The European Bank for Reconstruction and Development (EBRD) will this week signal it is to ready to restart work in Uzbekistan after a decade-long absence, sources at the bank have told Reuters.
The return is expected to get the green light at a board meeting on Wednesday and follows the death last year of Uzbek President Islam Karimov, whose authoritarian leadership and poor human rights record effectively pushed the EBRD out of Central Asia's most populous nation.
Karimov has been succeeded by his former prime minister, Shavkat Mirziyoyev, and the EBRD's return will encourage reformists in his new leadership looking to modernise the country's $70 billion a year economy. Rapprochement with the EBRD had faced resistance from the country's powerful state security chief, diplomatic sources said.
The Uzbek economy is still run largely in the Soviet command style and the EBRD could help in areas from energy efficiency to banking and business support.
The EBRD Board of Directors will discuss Uzbekistan on Wednesday, according to an EBRD source, who requested anonymity. The source said the decision was expected to get the go-ahead, adding: "It is going to happen."
"It would be a good signal," a second EBRD source said, confirming that the bank was likely to signal its return to Uzbekistan. "It is a big country and this is the kind of thing the bank is mandated to do."
Asked about the potential return, an EBRD spokeswoman said the bank did not comment on the agendas of its board meetings.
On the bank's absence from Uzbekistan during the last decade, she said conditions in the country "were such that there were few opportunities for the EBRD to operate".
If the return gets approval as expected, EBRD President Suma Chakrabarti is set to travel to Uzbekistan later this month in what would be another symbolic step.
Ties between the bank and Uzbekistan soured over human rights. The issue came to a head in 2003, when Karimov's government hosted the EBRD annual meeting, seeking to attract foreign investment.
Instead, the event turned into a bitter and public stand-off between Karimov and human rights groups, with EBRD management backing the latter. A year later, the bank restricted lending in Uzbekistan and by 2007 the flow of money for new projects in the country had dried up completely.
Reformists
The EBRD is likely to restart its Uzbek operations slowly so it can see how the new leadership deals with human rights.
The development bank is expected to test the water with a few smaller-scale projects while it puts together a more formal 'country strategy' of priority projects.
One of the sources at the bank said that according to the EBRD management, Uzbekistan had invited it to return.
The first public sign that a return might be on the cards came last month when an EBRD delegation led by its managing director for Turkey and Central Asia, Natalia Khanjenkova, visited Uzbekistan.
Previous strains between Tashkent and the EBRD could make for a delicate relationship, at least initially.
A leaked United States diplomatic cable described Uzbek Deputy Prime Rustam Azimov - who is Uzbekistan's EBRD governor according to the bank's website - as "a major booster of the disastrous 2003 EBRD annual meeting", adding that he had temporarily fallen out of favour with Karimov because of that.

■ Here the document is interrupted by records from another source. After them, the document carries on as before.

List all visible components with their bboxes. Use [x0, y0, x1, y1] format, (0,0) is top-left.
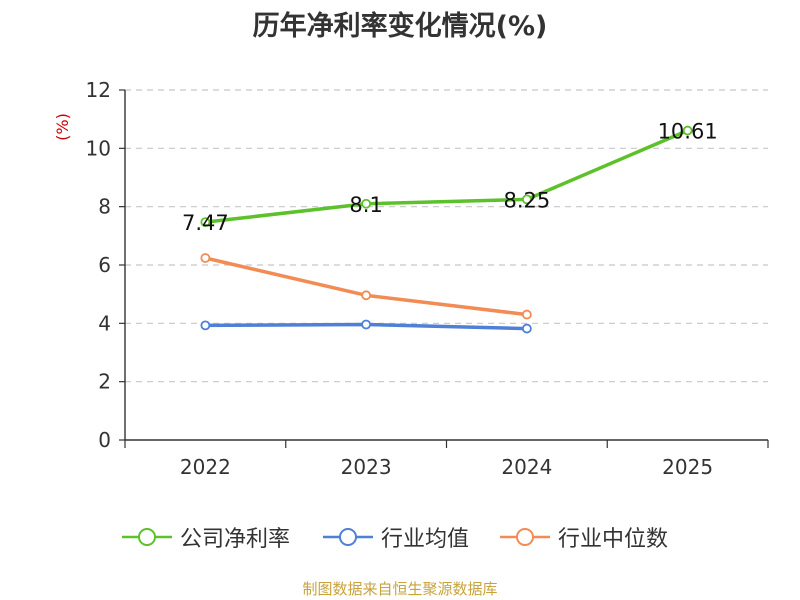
legend-label-industry-median: 行业中位数 — [558, 527, 669, 552]
series-line — [205, 128, 689, 224]
y-tick-label: 0 — [98, 428, 111, 452]
x-tick-label: 2025 — [662, 455, 713, 479]
data-point[interactable] — [521, 309, 532, 320]
data-label: 8.25 — [503, 188, 550, 212]
data-point[interactable] — [521, 323, 532, 334]
data-label: 8.1 — [349, 193, 382, 217]
y-tick-label: 10 — [86, 136, 111, 160]
data-label: 7.47 — [182, 211, 229, 235]
legend-label-industry-mean: 行业均值 — [381, 527, 470, 552]
source-note: 制图数据来自恒生聚源数据库 — [302, 580, 498, 598]
chart-title: 历年净利率变化情况(%) — [252, 11, 548, 42]
data-point[interactable] — [200, 217, 211, 228]
y-tick-label: 4 — [98, 311, 111, 335]
y-tick-label: 12 — [86, 78, 111, 102]
legend-label-company: 公司净利率 — [180, 527, 291, 552]
data-label: 10.61 — [658, 120, 718, 144]
y-tick-label: 2 — [98, 370, 111, 394]
series-line — [204, 256, 528, 317]
y-axis-label: (%) — [53, 113, 72, 141]
axes: 0 2 4 6 8 10 12 2022 2023 2024 2025 — [86, 78, 769, 479]
data-point[interactable] — [361, 319, 372, 330]
y-tick-label: 6 — [98, 253, 111, 277]
data-point[interactable] — [200, 253, 211, 263]
data-point[interactable] — [200, 320, 211, 331]
legend-marker-industry-mean — [323, 528, 373, 546]
series-lines — [200, 125, 693, 334]
legend-marker-company — [122, 528, 172, 546]
legend-item-industry-mean[interactable]: 行业均值 — [323, 520, 469, 554]
data-point[interactable] — [361, 290, 372, 301]
x-tick-label: 2023 — [341, 455, 392, 479]
grid-lines — [125, 89, 768, 383]
x-tick-label: 2022 — [180, 455, 231, 479]
legend-item-industry-median[interactable]: 行业中位数 — [500, 520, 668, 554]
x-tick-label: 2024 — [501, 455, 552, 479]
data-point[interactable] — [682, 125, 693, 136]
legend: 公司净利率 行业均值 行业中位数 — [0, 520, 800, 554]
data-point[interactable] — [361, 198, 372, 209]
legend-marker-industry-median — [500, 528, 550, 546]
legend-item-company[interactable]: 公司净利率 — [122, 520, 290, 554]
y-tick-label: 8 — [98, 195, 111, 219]
data-labels: 7.47 8.1 8.25 10.61 — [182, 120, 718, 236]
data-point[interactable] — [521, 194, 532, 205]
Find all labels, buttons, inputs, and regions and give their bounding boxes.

Azimov later managed to regain good standing with Karimov diplomatic and business sources told Reuters last November, adding that he, along with state security service head Rustam Inoyatov, were men with whom the new president, Shavkat Mirziyoyev, effectively shares power.
According to two diplomatic sources, there had been disagreement within the trio over the EBRD. The Uzbek government and Mirziyoyev's office did not reply to requests for comments on the matter from Reuters.